Cutting the A-beams for roof removal:
fire / ems extrication

The top of a truck is folded forward:
fire / ems extrication

After a morning of practice in 30ºF weather with unrelenting 20-mph wind,
“Just like the real thing,”
one instructor sadistically cackles, we are corralled in the ambulance as our instructors set up a crash: two vehicles, one on its side, with four moulaged patients trapped inside.  Moulage: gory makeup that simulates all sorts of wounds and injury.

My classmates and I, and the Fire rookies, are then called to the scene to assess, extricate and transport these patients, while also tending to the additional patient care that takes place during each stage.  The patient I am responsible for is in the backseat of a Bronco, the upright vehicle in the crash.
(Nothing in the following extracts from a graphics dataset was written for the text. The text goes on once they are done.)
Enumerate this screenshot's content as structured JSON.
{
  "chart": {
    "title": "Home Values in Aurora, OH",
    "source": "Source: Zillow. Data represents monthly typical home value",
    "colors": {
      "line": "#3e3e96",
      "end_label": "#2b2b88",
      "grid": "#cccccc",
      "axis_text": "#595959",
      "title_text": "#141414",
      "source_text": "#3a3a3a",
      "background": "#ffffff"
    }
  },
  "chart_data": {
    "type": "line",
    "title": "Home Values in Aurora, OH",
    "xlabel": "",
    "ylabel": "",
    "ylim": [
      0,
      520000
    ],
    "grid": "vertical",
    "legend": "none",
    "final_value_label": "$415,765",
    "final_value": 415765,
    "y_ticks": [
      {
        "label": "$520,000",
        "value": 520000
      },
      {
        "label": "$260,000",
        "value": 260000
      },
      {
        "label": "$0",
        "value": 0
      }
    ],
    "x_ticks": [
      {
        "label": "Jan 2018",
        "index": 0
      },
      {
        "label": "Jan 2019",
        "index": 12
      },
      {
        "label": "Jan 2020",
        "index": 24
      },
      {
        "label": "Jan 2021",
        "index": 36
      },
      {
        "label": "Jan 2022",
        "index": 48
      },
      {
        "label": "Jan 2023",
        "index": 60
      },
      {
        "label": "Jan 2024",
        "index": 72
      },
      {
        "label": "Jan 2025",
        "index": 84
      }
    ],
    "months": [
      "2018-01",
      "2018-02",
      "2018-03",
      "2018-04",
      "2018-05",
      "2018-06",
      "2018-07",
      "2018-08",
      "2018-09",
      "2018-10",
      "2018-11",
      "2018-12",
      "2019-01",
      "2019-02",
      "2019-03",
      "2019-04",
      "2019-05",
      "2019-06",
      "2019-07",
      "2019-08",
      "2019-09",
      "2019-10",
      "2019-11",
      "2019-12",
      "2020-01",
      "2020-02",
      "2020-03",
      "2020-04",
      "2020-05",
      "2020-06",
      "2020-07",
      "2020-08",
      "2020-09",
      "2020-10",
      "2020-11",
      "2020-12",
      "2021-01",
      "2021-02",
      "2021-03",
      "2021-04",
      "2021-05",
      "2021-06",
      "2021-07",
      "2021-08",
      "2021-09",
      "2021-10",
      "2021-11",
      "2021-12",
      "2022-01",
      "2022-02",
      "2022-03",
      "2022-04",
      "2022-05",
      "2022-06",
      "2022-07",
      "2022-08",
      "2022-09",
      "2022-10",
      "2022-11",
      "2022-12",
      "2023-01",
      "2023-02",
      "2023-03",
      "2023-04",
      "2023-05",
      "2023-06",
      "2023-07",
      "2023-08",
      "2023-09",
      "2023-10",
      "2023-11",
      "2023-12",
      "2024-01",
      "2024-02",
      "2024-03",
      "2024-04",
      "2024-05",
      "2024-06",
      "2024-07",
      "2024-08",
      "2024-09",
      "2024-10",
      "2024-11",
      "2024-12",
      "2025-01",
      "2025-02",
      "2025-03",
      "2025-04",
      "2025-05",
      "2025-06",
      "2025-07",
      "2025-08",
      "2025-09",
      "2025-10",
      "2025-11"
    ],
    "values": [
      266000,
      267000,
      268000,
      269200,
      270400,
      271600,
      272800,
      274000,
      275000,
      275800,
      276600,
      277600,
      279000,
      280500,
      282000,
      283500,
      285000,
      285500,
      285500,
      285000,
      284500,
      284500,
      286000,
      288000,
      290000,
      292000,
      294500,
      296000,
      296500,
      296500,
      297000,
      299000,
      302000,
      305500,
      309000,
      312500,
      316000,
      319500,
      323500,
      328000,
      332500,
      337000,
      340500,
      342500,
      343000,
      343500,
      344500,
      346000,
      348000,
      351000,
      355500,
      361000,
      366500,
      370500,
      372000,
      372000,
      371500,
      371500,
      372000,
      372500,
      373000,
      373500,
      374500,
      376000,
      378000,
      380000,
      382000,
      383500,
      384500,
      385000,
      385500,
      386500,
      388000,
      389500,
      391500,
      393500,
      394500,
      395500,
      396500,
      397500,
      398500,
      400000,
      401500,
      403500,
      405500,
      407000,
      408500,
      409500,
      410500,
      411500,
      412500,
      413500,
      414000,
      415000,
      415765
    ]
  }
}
I have a fireman break the back window of the Bronco for me and I crawl in to manually stabilize my patient in the backseat.  I discern his status, talk with him; sometimes, as he drifts out of consciousness, I simply talk to him.  I stay with him while others cover us with a tarp, and then I hear all the windows being broken in quick succession.  The glass patters against the tarp; gleaming bits bounce under the hem where I kneel.  Once the windows are broken, firemen work to cut away the roof.

Forced into blindness to all that is going on beyond the tarp I am under, the world becomes momentarily muted, then punctured by din as massive tools held by those I cannot see snap through steel just inches away from my patient and I.  Others, recognizable by voice, shout questions to me, instructions to each other.

A pool of fear spreads inside me as my range of sight shrinks.  I cannot see the rookies, wielding their bone crushing tools; I cannot participate, or even prepare myself for what might go on beyond this blue cocoon.  I give myself a mental shake, and let go of everything I cannot see and give myself to the one thing I can: the patient I am with.

It comes down to trust.
Sometimes, that is all we have.

I give my trust to those who move unseen on the other side of the tarp,
so that my patient might trust in me.